Leetcode - 3. Longest Substring Without Repeating Characters

Medium

Jun 14, 2025

#sliding-window

3. Longest Substring Without Repeating Characters

Problem

Given a string s, find the length of the longest substring without duplicate characters.

Example 1:

Input: s = "abcabcbb"
Output: 3
Explanation: The answer is "abc", with the length of 3.

Example 2:

Input: s = "bbbbb"
Output: 1
Explanation: The answer is "b", with the length of 1.

Example 3:

Input: s = "pwwkew"
Output: 3
Explanation: The answer is "wke", with the length of 3.
Notice that the answer must be a substring, "pwke" is a subsequence and not a substring.

Constraints:

0 <= s.length <= 5 * 104
s consists of English letters, digits, symbols and spaces.

Approach

To solve this problem, we can use a sliding window approach.

The idea is that we keep increasing our window as long as the characters are unique, once we hit a non-unique character, we decrease our window size from the other side (effectively sliding it) until our window is unique again.

In order to do this, we can use a map of character counts with all values initialized to zero. As in, we create hash map of character's as the key's and the integers as the values. We iterate over the characters in the string and set each character in the map to zero.

After this, we initialize our left and right pointers for the window to zero as well as our answer value to zero (we'll keep track of the max length we see in this value). We iterate while the right pointer is less than the length of the string. On each iteration, we check if the count in the map for the character at the right pointer is zero, if it is, we increase our window size and increment the count value.
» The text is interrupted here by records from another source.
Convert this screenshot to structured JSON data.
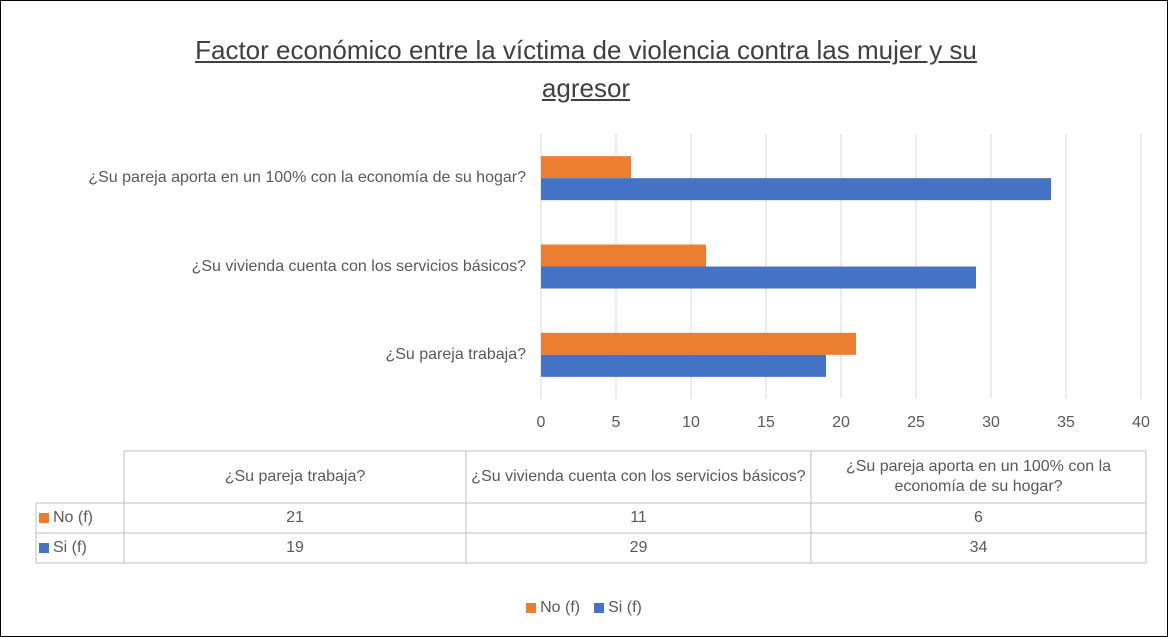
{
  "chart_data": {
    "type": "bar",
    "orientation": "horizontal",
    "title": "Factor económico entre la víctima de violencia contra las mujer y su agresor",
    "categories": [
      "¿Su pareja trabaja?",
      "¿Su vivienda cuenta con los servicios básicos?",
      "¿Su pareja aporta en un 100% con la economía de su hogar?"
    ],
    "series": [
      {
        "name": "No (f)",
        "color": "#ED7D31",
        "values": [
          21,
          11,
          6
        ]
      },
      {
        "name": "Si (f)",
        "color": "#4472C4",
        "values": [
          19,
          29,
          34
        ]
      }
    ],
    "xlim": [
      0,
      40
    ],
    "xticks": [
      0,
      5,
      10,
      15,
      20,
      25,
      30,
      35,
      40
    ],
    "grid": true,
    "legend": "bottom",
    "data_table": true
  }
}
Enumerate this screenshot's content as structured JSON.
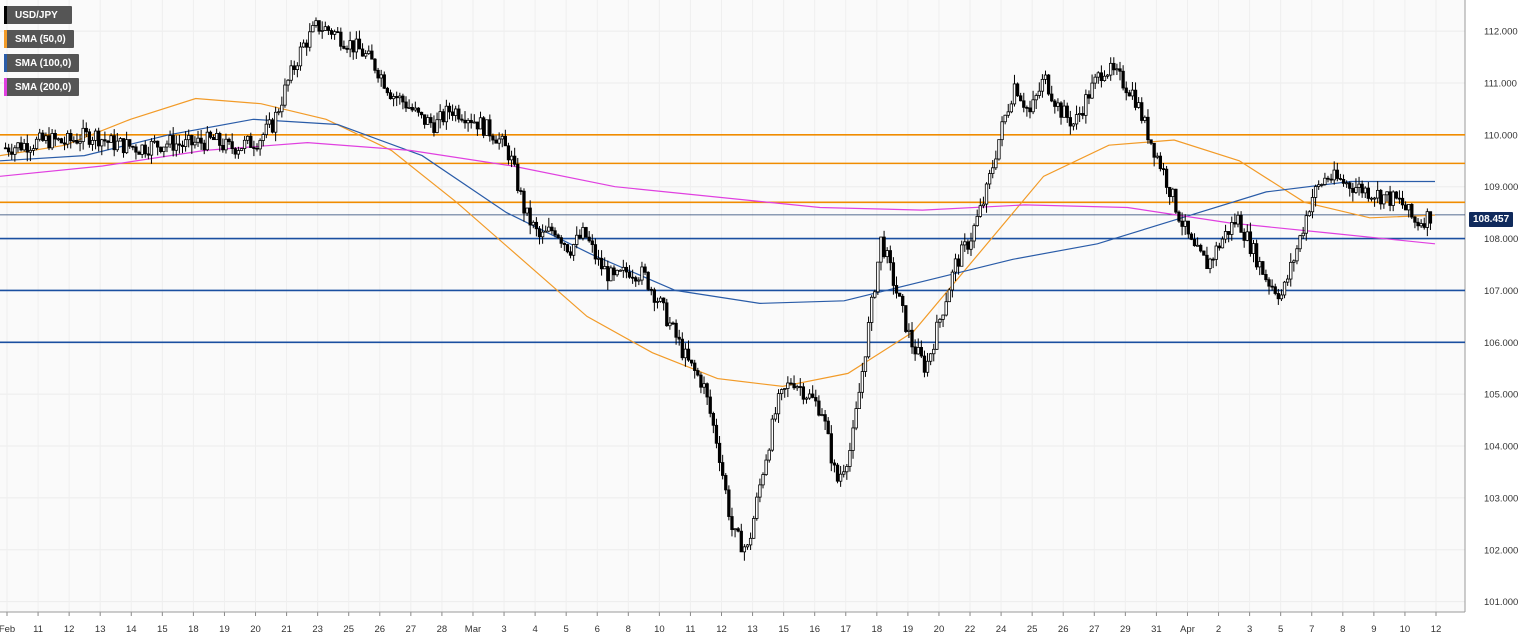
{
  "legend": [
    {
      "label": "USD/JPY",
      "color": "#000000"
    },
    {
      "label": "SMA (50,0)",
      "color": "#f29b28"
    },
    {
      "label": "SMA (100,0)",
      "color": "#2a5ca8"
    },
    {
      "label": "SMA (200,0)",
      "color": "#e040e0"
    }
  ],
  "current_price": "108.457",
  "chart_data": {
    "type": "candlestick",
    "title": "",
    "ylim": [
      100.8,
      112.6
    ],
    "y_ticks": [
      "101.000",
      "102.000",
      "103.000",
      "104.000",
      "105.000",
      "106.000",
      "107.000",
      "108.000",
      "109.000",
      "110.000",
      "111.000",
      "112.000"
    ],
    "x_ticks": [
      "Feb",
      "11",
      "12",
      "13",
      "14",
      "15",
      "18",
      "19",
      "20",
      "21",
      "23",
      "25",
      "26",
      "27",
      "28",
      "Mar",
      "3",
      "4",
      "5",
      "6",
      "8",
      "10",
      "11",
      "12",
      "13",
      "15",
      "16",
      "17",
      "18",
      "19",
      "20",
      "22",
      "24",
      "25",
      "26",
      "27",
      "29",
      "31",
      "Apr",
      "2",
      "3",
      "5",
      "7",
      "8",
      "9",
      "10",
      "12"
    ],
    "grid": true,
    "horizontal_levels": [
      {
        "value": 110.0,
        "color": "#f08c00"
      },
      {
        "value": 109.45,
        "color": "#f08c00"
      },
      {
        "value": 108.7,
        "color": "#f08c00"
      },
      {
        "value": 108.0,
        "color": "#1a4fa0"
      },
      {
        "value": 107.0,
        "color": "#1a4fa0"
      },
      {
        "value": 106.0,
        "color": "#1a4fa0"
      }
    ],
    "current_price_line": 108.457,
    "price_path": [
      109.75,
      109.8,
      109.85,
      109.9,
      109.85,
      109.95,
      110.0,
      109.85,
      109.8,
      109.75,
      109.8,
      109.85,
      109.8,
      109.85,
      109.9,
      109.75,
      109.8,
      109.9,
      110.2,
      111.0,
      111.7,
      112.1,
      112.0,
      111.8,
      111.6,
      111.3,
      110.8,
      110.6,
      110.3,
      110.2,
      110.5,
      110.4,
      110.2,
      110.0,
      109.6,
      108.5,
      108.0,
      108.2,
      107.8,
      108.1,
      107.5,
      107.2,
      107.4,
      107.3,
      106.8,
      106.2,
      105.6,
      105.2,
      104.0,
      102.3,
      102.0,
      103.5,
      104.8,
      105.3,
      105.0,
      104.7,
      103.3,
      104.0,
      106.0,
      108.0,
      107.0,
      106.0,
      105.5,
      106.5,
      107.5,
      108.0,
      108.8,
      110.0,
      111.0,
      110.4,
      111.1,
      110.5,
      110.2,
      110.8,
      111.3,
      111.1,
      110.8,
      110.0,
      109.3,
      108.5,
      107.8,
      107.5,
      108.0,
      108.4,
      107.8,
      107.2,
      106.9,
      107.8,
      108.8,
      109.2,
      109.1,
      109.0,
      108.9,
      108.8,
      108.7,
      108.3,
      108.45
    ],
    "sma_50": [
      109.6,
      109.8,
      110.3,
      110.7,
      110.6,
      110.3,
      109.7,
      108.7,
      107.6,
      106.5,
      105.8,
      105.3,
      105.15,
      105.4,
      106.2,
      107.7,
      109.2,
      109.8,
      109.9,
      109.5,
      108.7,
      108.4,
      108.45
    ],
    "sma_100": [
      109.5,
      109.6,
      110.0,
      110.3,
      110.2,
      109.6,
      108.5,
      107.7,
      107.0,
      106.75,
      106.8,
      107.2,
      107.6,
      107.9,
      108.4,
      108.9,
      109.1,
      109.1
    ],
    "sma_200": [
      109.2,
      109.4,
      109.7,
      109.85,
      109.7,
      109.4,
      109.0,
      108.8,
      108.6,
      108.55,
      108.65,
      108.6,
      108.3,
      108.1,
      107.9
    ]
  }
}
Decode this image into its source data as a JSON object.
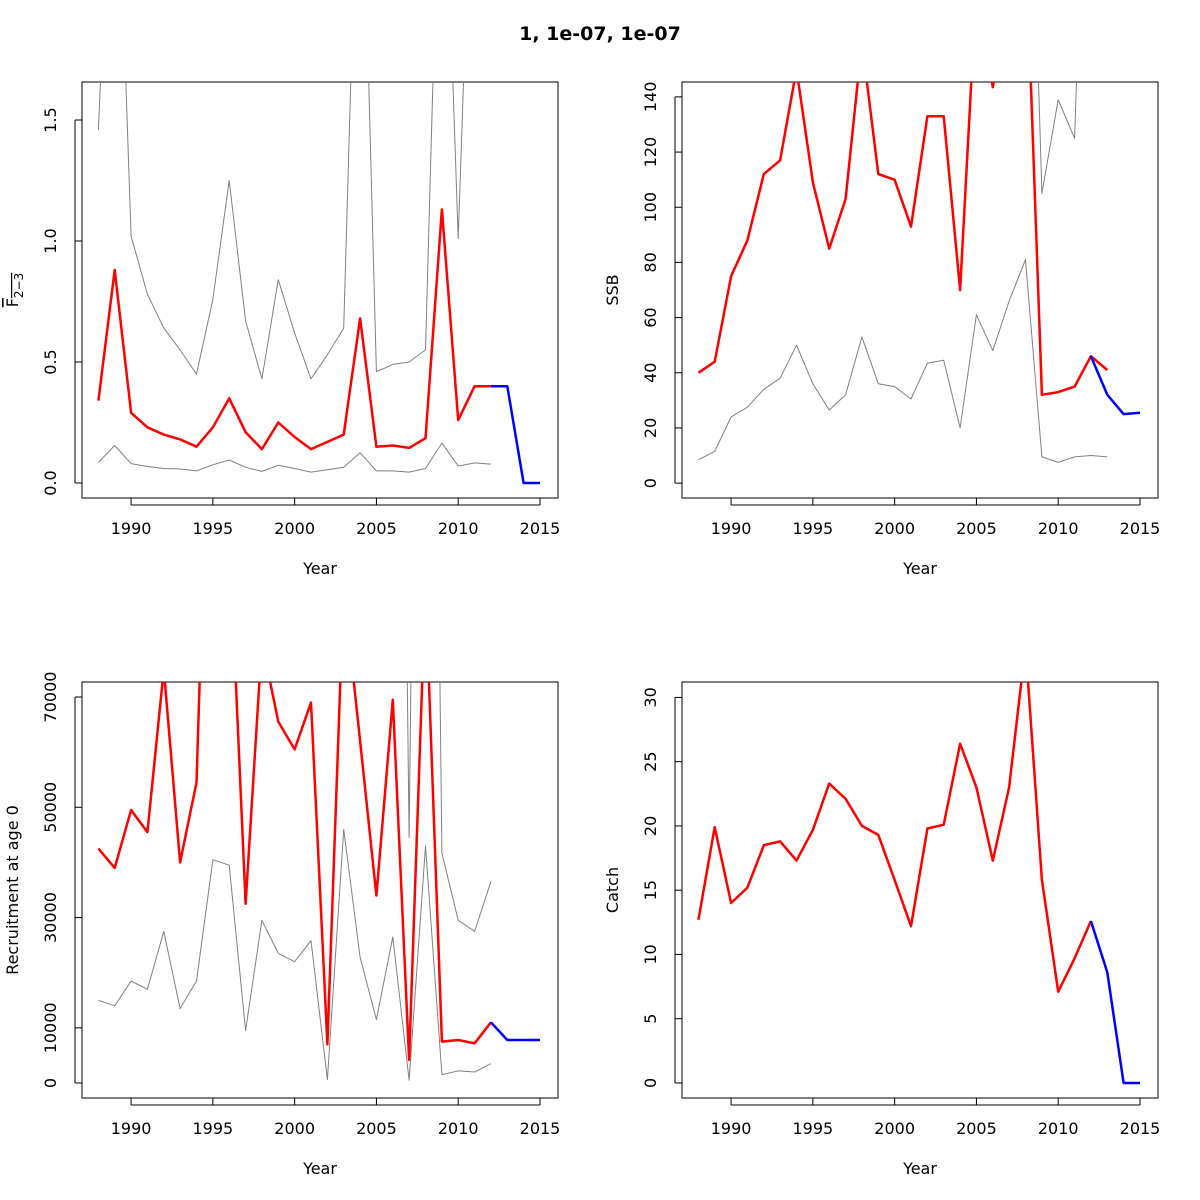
{
  "chart_data": {
    "title": "1, 1e-07, 1e-07",
    "colors": {
      "estimate": "#ff0000",
      "forecast": "#0000ff",
      "ci": "#808080"
    },
    "panels": [
      {
        "type": "line",
        "ylabel": "F",
        "ylabel_sub": "2−3",
        "xlabel": "Year",
        "xlim": [
          1987,
          2016.1
        ],
        "ylim": [
          -0.062,
          1.657
        ],
        "xticks": [
          1990,
          1995,
          2000,
          2005,
          2010,
          2015
        ],
        "yticks": [
          0.0,
          0.5,
          1.0,
          1.5
        ],
        "ytick_labels": [
          "0.0",
          "0.5",
          "1.0",
          "1.5"
        ],
        "years": [
          1988,
          1989,
          1990,
          1991,
          1992,
          1993,
          1994,
          1995,
          1996,
          1997,
          1998,
          1999,
          2000,
          2001,
          2002,
          2003,
          2004,
          2005,
          2006,
          2007,
          2008,
          2009,
          2010,
          2011,
          2012
        ],
        "estimate": [
          0.34,
          0.88,
          0.29,
          0.23,
          0.2,
          0.18,
          0.15,
          0.23,
          0.35,
          0.21,
          0.14,
          0.25,
          0.19,
          0.14,
          0.17,
          0.2,
          0.68,
          0.15,
          0.155,
          0.145,
          0.185,
          1.13,
          0.26,
          0.4,
          0.4
        ],
        "upper": [
          1.46,
          3.0,
          1.02,
          0.78,
          0.64,
          0.55,
          0.45,
          0.76,
          1.25,
          0.67,
          0.43,
          0.84,
          0.62,
          0.43,
          0.53,
          0.64,
          3.0,
          0.46,
          0.49,
          0.5,
          0.55,
          3.0,
          1.01,
          3.0,
          3.0
        ],
        "lower": [
          0.085,
          0.155,
          0.08,
          0.068,
          0.06,
          0.058,
          0.05,
          0.075,
          0.095,
          0.065,
          0.048,
          0.073,
          0.06,
          0.045,
          0.055,
          0.065,
          0.125,
          0.05,
          0.05,
          0.045,
          0.06,
          0.165,
          0.07,
          0.083,
          0.078
        ],
        "forecast_years": [
          2012,
          2013,
          2014,
          2015
        ],
        "forecast": [
          0.4,
          0.4,
          0.0,
          0.0
        ]
      },
      {
        "type": "line",
        "ylabel": "SSB",
        "xlabel": "Year",
        "xlim": [
          1987,
          2016.1
        ],
        "ylim": [
          -5.4,
          145.4
        ],
        "xticks": [
          1990,
          1995,
          2000,
          2005,
          2010,
          2015
        ],
        "yticks": [
          0,
          20,
          40,
          60,
          80,
          100,
          120,
          140
        ],
        "ytick_labels": [
          "0",
          "20",
          "40",
          "60",
          "80",
          "100",
          "120",
          "140"
        ],
        "years": [
          1988,
          1989,
          1990,
          1991,
          1992,
          1993,
          1994,
          1995,
          1996,
          1997,
          1998,
          1999,
          2000,
          2001,
          2002,
          2003,
          2004,
          2005,
          2006,
          2007,
          2008,
          2009,
          2010,
          2011,
          2012,
          2013
        ],
        "estimate": [
          40,
          44,
          75,
          88,
          112,
          117,
          150,
          109,
          85,
          103,
          160,
          112,
          110,
          93,
          133,
          133,
          70,
          180,
          143.5,
          180,
          200,
          32,
          33,
          35,
          46,
          41
        ],
        "upper": [
          300,
          300,
          300,
          300,
          300,
          300,
          300,
          300,
          300,
          300,
          300,
          300,
          300,
          300,
          300,
          300,
          300,
          300,
          300,
          300,
          300,
          105,
          139,
          125,
          300,
          300
        ],
        "lower": [
          8.5,
          11.5,
          24,
          27.5,
          34,
          38,
          50,
          36,
          26.5,
          32,
          53,
          36,
          35,
          30.5,
          43.5,
          44.5,
          20,
          61,
          48,
          66,
          81,
          9.5,
          7.5,
          9.5,
          10,
          9.5
        ],
        "forecast_years": [
          2012,
          2013,
          2014,
          2015
        ],
        "forecast": [
          46,
          32,
          25,
          25.5
        ]
      },
      {
        "type": "line",
        "ylabel": "Recruitment at age 0",
        "xlabel": "Year",
        "xlim": [
          1987,
          2016.1
        ],
        "ylim": [
          -2720,
          72720
        ],
        "xticks": [
          1990,
          1995,
          2000,
          2005,
          2010,
          2015
        ],
        "yticks": [
          0,
          10000,
          30000,
          50000,
          70000
        ],
        "ytick_labels": [
          "0",
          "10000",
          "30000",
          "50000",
          "70000"
        ],
        "years": [
          1988,
          1989,
          1990,
          1991,
          1992,
          1993,
          1994,
          1995,
          1996,
          1997,
          1998,
          1999,
          2000,
          2001,
          2002,
          2003,
          2004,
          2005,
          2006,
          2007,
          2008,
          2009,
          2010,
          2011,
          2012
        ],
        "estimate": [
          42500,
          39000,
          49500,
          45500,
          75000,
          40000,
          54500,
          150000,
          100000,
          32500,
          80000,
          65500,
          60500,
          69000,
          7000,
          90000,
          62000,
          34000,
          69500,
          4200,
          90000,
          7500,
          7800,
          7200,
          11000
        ],
        "upper": [
          300000,
          300000,
          300000,
          300000,
          300000,
          300000,
          300000,
          300000,
          300000,
          300000,
          300000,
          300000,
          300000,
          300000,
          300000,
          300000,
          300000,
          300000,
          300000,
          44500,
          300000,
          41700,
          29500,
          27500,
          36500
        ],
        "lower": [
          15000,
          14000,
          18500,
          17000,
          27500,
          13500,
          18500,
          40500,
          39500,
          9500,
          29500,
          23500,
          22000,
          25800,
          600,
          46000,
          22800,
          11500,
          26500,
          500,
          43000,
          1500,
          2200,
          2000,
          3500
        ],
        "forecast_years": [
          2012,
          2013,
          2014,
          2015
        ],
        "forecast": [
          11000,
          7800,
          7800,
          7800
        ]
      },
      {
        "type": "line",
        "ylabel": "Catch",
        "xlabel": "Year",
        "xlim": [
          1987,
          2016.1
        ],
        "ylim": [
          -1.17,
          31.2
        ],
        "xticks": [
          1990,
          1995,
          2000,
          2005,
          2010,
          2015
        ],
        "yticks": [
          0,
          5,
          10,
          15,
          20,
          25,
          30
        ],
        "ytick_labels": [
          "0",
          "5",
          "10",
          "15",
          "20",
          "25",
          "30"
        ],
        "years": [
          1988,
          1989,
          1990,
          1991,
          1992,
          1993,
          1994,
          1995,
          1996,
          1997,
          1998,
          1999,
          2000,
          2001,
          2002,
          2003,
          2004,
          2005,
          2006,
          2007,
          2008,
          2009,
          2010,
          2011,
          2012
        ],
        "estimate": [
          12.7,
          19.9,
          14.0,
          15.2,
          18.5,
          18.8,
          17.3,
          19.7,
          23.3,
          22.1,
          20.0,
          19.3,
          15.8,
          12.2,
          19.8,
          20.1,
          26.4,
          23.0,
          17.3,
          23.0,
          34,
          15.8,
          7.1,
          9.7,
          12.6
        ],
        "upper": [],
        "lower": [],
        "forecast_years": [
          2012,
          2013,
          2014,
          2015
        ],
        "forecast": [
          12.6,
          8.6,
          0,
          0
        ]
      }
    ]
  }
}
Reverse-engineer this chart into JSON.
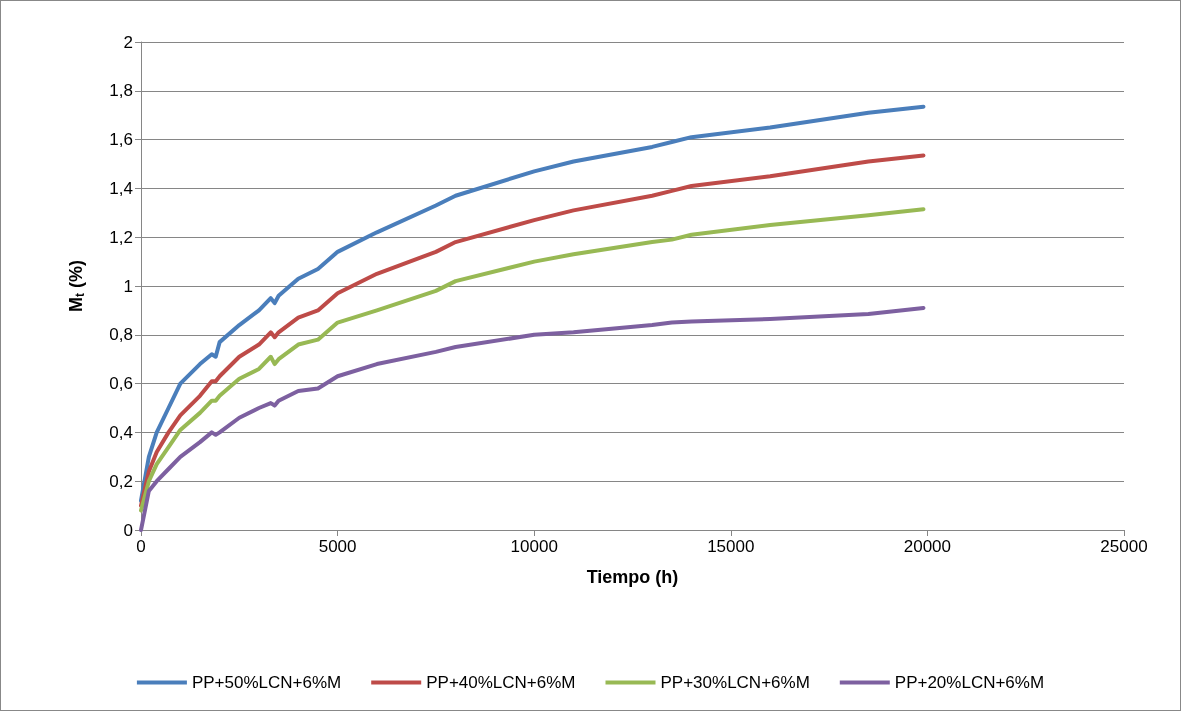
{
  "chart_data": {
    "type": "line",
    "xlabel": "Tiempo (h)",
    "ylabel": "M$_{t}$ (%)",
    "x": [
      0,
      200,
      400,
      700,
      1000,
      1500,
      1800,
      1900,
      2000,
      2500,
      3000,
      3300,
      3400,
      3500,
      4000,
      4500,
      5000,
      6000,
      7500,
      8000,
      10000,
      11000,
      13000,
      13500,
      14000,
      16000,
      18500,
      19900
    ],
    "series": [
      {
        "name": "PP+50%LCN+6%M",
        "color": "#4a7ebb",
        "values": [
          0.12,
          0.3,
          0.4,
          0.5,
          0.6,
          0.68,
          0.72,
          0.71,
          0.77,
          0.84,
          0.9,
          0.95,
          0.93,
          0.96,
          1.03,
          1.07,
          1.14,
          1.22,
          1.33,
          1.37,
          1.47,
          1.51,
          1.57,
          1.59,
          1.61,
          1.65,
          1.71,
          1.735
        ]
      },
      {
        "name": "PP+40%LCN+6%M",
        "color": "#be4b48",
        "values": [
          0.1,
          0.24,
          0.32,
          0.4,
          0.47,
          0.55,
          0.61,
          0.61,
          0.63,
          0.71,
          0.76,
          0.81,
          0.79,
          0.81,
          0.87,
          0.9,
          0.97,
          1.05,
          1.14,
          1.18,
          1.27,
          1.31,
          1.37,
          1.39,
          1.41,
          1.45,
          1.51,
          1.535
        ]
      },
      {
        "name": "PP+30%LCN+6%M",
        "color": "#98b954",
        "values": [
          0.08,
          0.2,
          0.27,
          0.34,
          0.41,
          0.48,
          0.53,
          0.53,
          0.55,
          0.62,
          0.66,
          0.71,
          0.68,
          0.7,
          0.76,
          0.78,
          0.85,
          0.9,
          0.98,
          1.02,
          1.1,
          1.13,
          1.18,
          1.19,
          1.21,
          1.25,
          1.29,
          1.315
        ]
      },
      {
        "name": "PP+20%LCN+6%M",
        "color": "#7d60a0",
        "values": [
          0.0,
          0.16,
          0.2,
          0.25,
          0.3,
          0.36,
          0.4,
          0.39,
          0.4,
          0.46,
          0.5,
          0.52,
          0.51,
          0.53,
          0.57,
          0.58,
          0.63,
          0.68,
          0.73,
          0.75,
          0.8,
          0.81,
          0.84,
          0.85,
          0.855,
          0.865,
          0.885,
          0.91
        ]
      }
    ],
    "xlim": [
      0,
      25000
    ],
    "xticks": [
      0,
      5000,
      10000,
      15000,
      20000,
      25000
    ],
    "ylim": [
      0,
      2
    ],
    "yticks": [
      0,
      {
        "value": 0.2,
        "label": "0,2"
      },
      {
        "value": 0.4,
        "label": "0,4"
      },
      {
        "value": 0.6,
        "label": "0,6"
      },
      {
        "value": 0.8,
        "label": "0,8"
      },
      1,
      {
        "value": 1.2,
        "label": "1,2"
      },
      {
        "value": 1.4,
        "label": "1,4"
      },
      {
        "value": 1.6,
        "label": "1,6"
      },
      {
        "value": 1.8,
        "label": "1,8"
      },
      2
    ],
    "grid": "y",
    "legend": "bottom",
    "marker": "none",
    "line_style": "solid"
  }
}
If it is not zero, we want to decrease our window size and slide it by increment the left pointer and decrementing the count at the left pointer because it is being removed from our substring.

After these two checks, we update our max substring length with r - l.

Complexity

Time: O(n)

We iterate over the string once.

Space: O(n)

We create a hashmap containing all the characters of the string.

Solution

func lengthOfLongestSubstring(s string) int {
	count := make(map[byte]int)
	for _, c := range s {
		count[byte(c)] = 0
	}

	var (
		l, r, res int
	)
	for r < len(s) {
		rCount := count[s[r]]
		if rCount == 0 {
			count[s[r]]++
			r++
		} else {
			count[s[l]]--
			l++
		}
		res = max(res, r-l)
	}
	return res
}